[Python-Dev] unicode/string asymmetries

Jack Jansen jack@oratrix.nl
Wed, 09 Jan 2002 15:55:11 +0100


> jack wrote:
> > > struct.pack("32s", wu(u"VS_VERSION_INFO"))
> >
> > Why would you have to specify the encoding if what you want is the normal,
> > standard encoding?
> 
> because there is no such thing as a "normal, standard
> encoding" for a unicode character, just like there's no
> "normal, standard encoding" for an integer (big endian,
> little endian?), a floating point number (ieee, vax, etc),
> a screen coordinate, etc.

What I here call the "normal, standard encoding" is what the C library 
supports. Your analogy of integers and floats is exactly the right one: even 
though there are many ways to represent an integer what you get back from 
PyArg_Parse("l") is a standard C "long".

Maybe the confusion is that whereever I have said "unicode" in the past I 
should have said "wchar_t". I know there are, in theory, many encodings of 
Unicode but in practice there is only one that I'm interested in most of the 
time and that's wchar_t, because that's what all my APIs want.
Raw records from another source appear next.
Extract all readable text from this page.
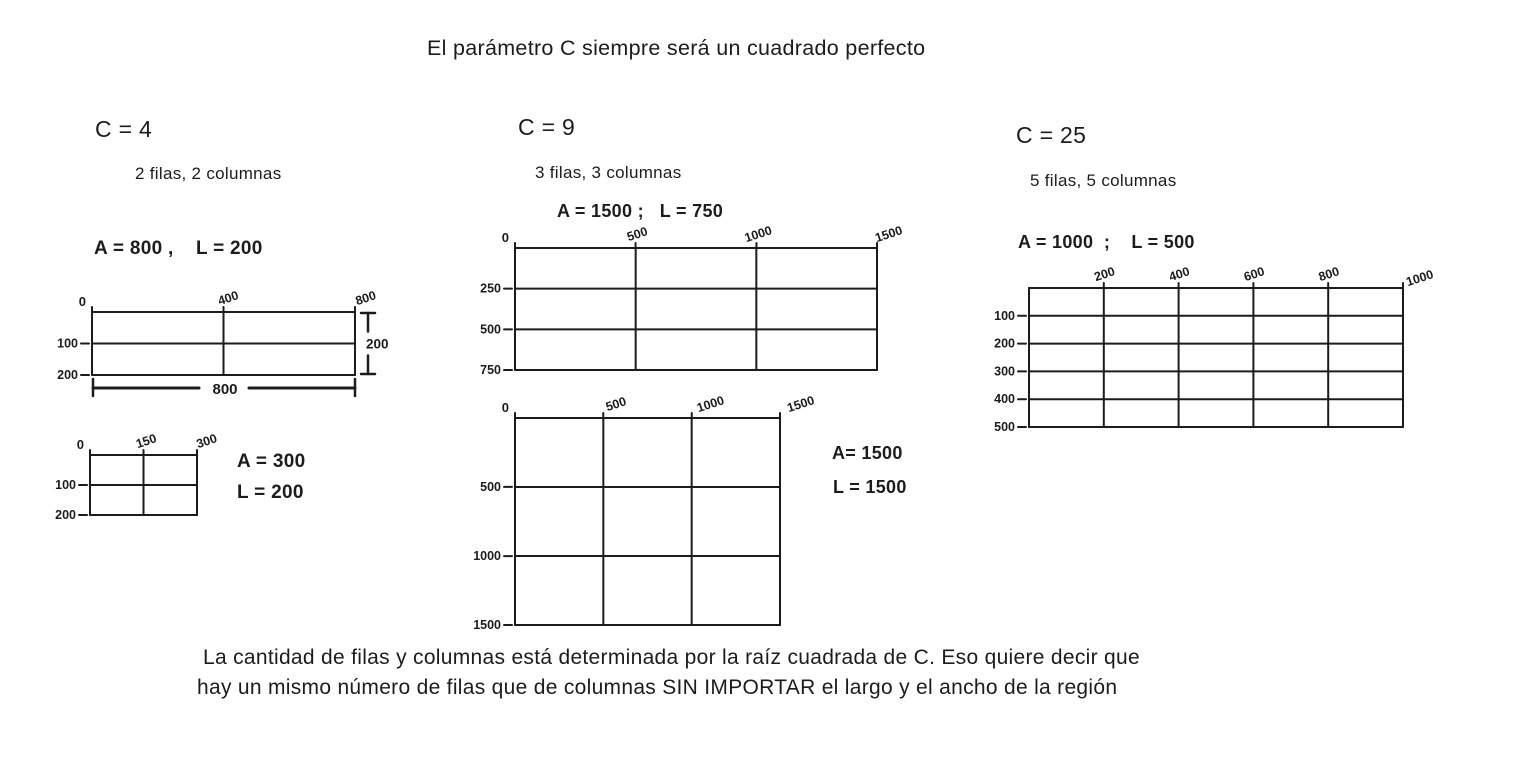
El parámetro C siempre será un cuadrado perfecto
C = 4
2 filas, 2 columnas
A = 800 ,    L = 200
C = 9
3 filas, 3 columnas
A = 1500 ;   L = 750
C = 25
5 filas, 5 columnas
A = 1000  ;    L = 500
A = 300
L = 200
A= 1500
L = 1500
La cantidad de filas y columnas está determinada por la raíz cuadrada de C. Eso quiere decir que
hay un mismo número de filas que de columnas SIN IMPORTAR el largo y el ancho de la región
0	400	800
100
200
0	150	300
100
200
0	500	1000	1500
250
500
750
0	500	1000	1500
500
1000
1500
200	400	600	800	1000
100
200
300
400
500
200
800
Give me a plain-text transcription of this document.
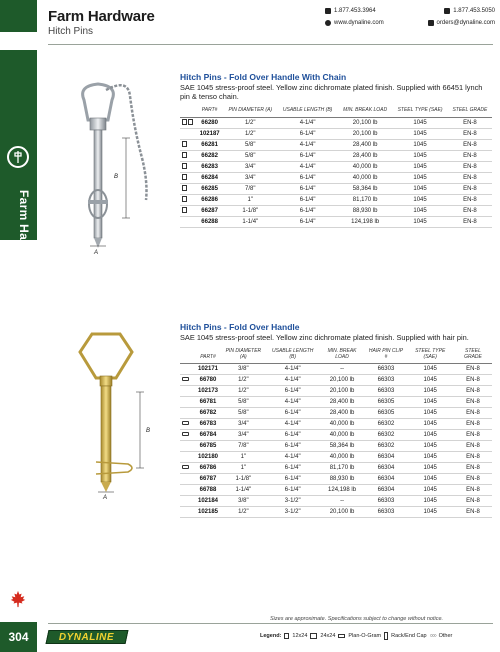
Farm Hardware
304
Farm Hardware
Hitch Pins
1.877.453.3964	1.877.453.5050
www.dynaline.com	orders@dynaline.com
B
A
Hitch Pins - Fold Over Handle With Chain
SAE 1045 stress-proof steel. Yellow zinc dichromate plated finish. Supplied with 66451 lynch pin & tenso chain.
	PART#	PIN DIAMETER (A)	USABLE LENGTH (B)	MIN. BREAK LOAD	STEEL TYPE (SAE)	STEEL GRADE
	66280	1/2"	4-1/4"	20,100 lb	1045	EN-8
	102187	1/2"	6-1/4"	20,100 lb	1045	EN-8
	66281	5/8"	4-1/4"	28,400 lb	1045	EN-8
	66282	5/8"	6-1/4"	28,400 lb	1045	EN-8
	66283	3/4"	4-1/4"	40,000 lb	1045	EN-8
	66284	3/4"	6-1/4"	40,000 lb	1045	EN-8
	66285	7/8"	6-1/4"	58,364 lb	1045	EN-8
	66286	1"	6-1/4"	81,170 lb	1045	EN-8
	66287	1-1/8"	6-1/4"	88,930 lb	1045	EN-8
	66288	1-1/4"	6-1/4"	124,198 lb	1045	EN-8
B
A
Hitch Pins - Fold Over Handle
SAE 1045 stress-proof steel. Yellow zinc dichromate plated finish. Supplied with hair pin.
	PART#	PIN DIAMETER (A)	USABLE LENGTH (B)	MIN. BREAK LOAD	HAIR PIN CLIP #	STEEL TYPE (SAE)	STEEL GRADE
	102171	3/8"	4-1/4"	--	66303	1045	EN-8
	66780	1/2"	4-1/4"	20,100 lb	66303	1045	EN-8
	102173	1/2"	6-1/4"	20,100 lb	66303	1045	EN-8
	66781	5/8"	4-1/4"	28,400 lb	66305	1045	EN-8
	66782	5/8"	6-1/4"	28,400 lb	66305	1045	EN-8
	66783	3/4"	4-1/4"	40,000 lb	66302	1045	EN-8
	66784	3/4"	6-1/4"	40,000 lb	66302	1045	EN-8
	66785	7/8"	6-1/4"	58,364 lb	66302	1045	EN-8
	102180	1"	4-1/4"	40,000 lb	66304	1045	EN-8
	66786	1"	6-1/4"	81,170 lb	66304	1045	EN-8
	66787	1-1/8"	6-1/4"	88,930 lb	66304	1045	EN-8
	66788	1-1/4"	6-1/4"	124,198 lb	66304	1045	EN-8
	102184	3/8"	3-1/2"	--	66303	1045	EN-8
	102185	1/2"	3-1/2"	20,100 lb	66303	1045	EN-8
Sizes are approximate. Specifications subject to change without notice.
DYNALINE	Legend: 12x24 24x24 Plan-O-Gram Rack/End Cap ○○○ Other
So, I would like PyArg_Parse/Py_BuildValue formats that are symmetric to "s", 
"s#" and "z" but that return wchar_t strings and that work with both 
UnicodeObjects and StringObjects.
--
- Jack Jansen        <Jack.Jansen@oratrix.com>        http://www.cwi.nl/~jack -
- If I can't dance I don't want to be part of your revolution -- Emma Goldman -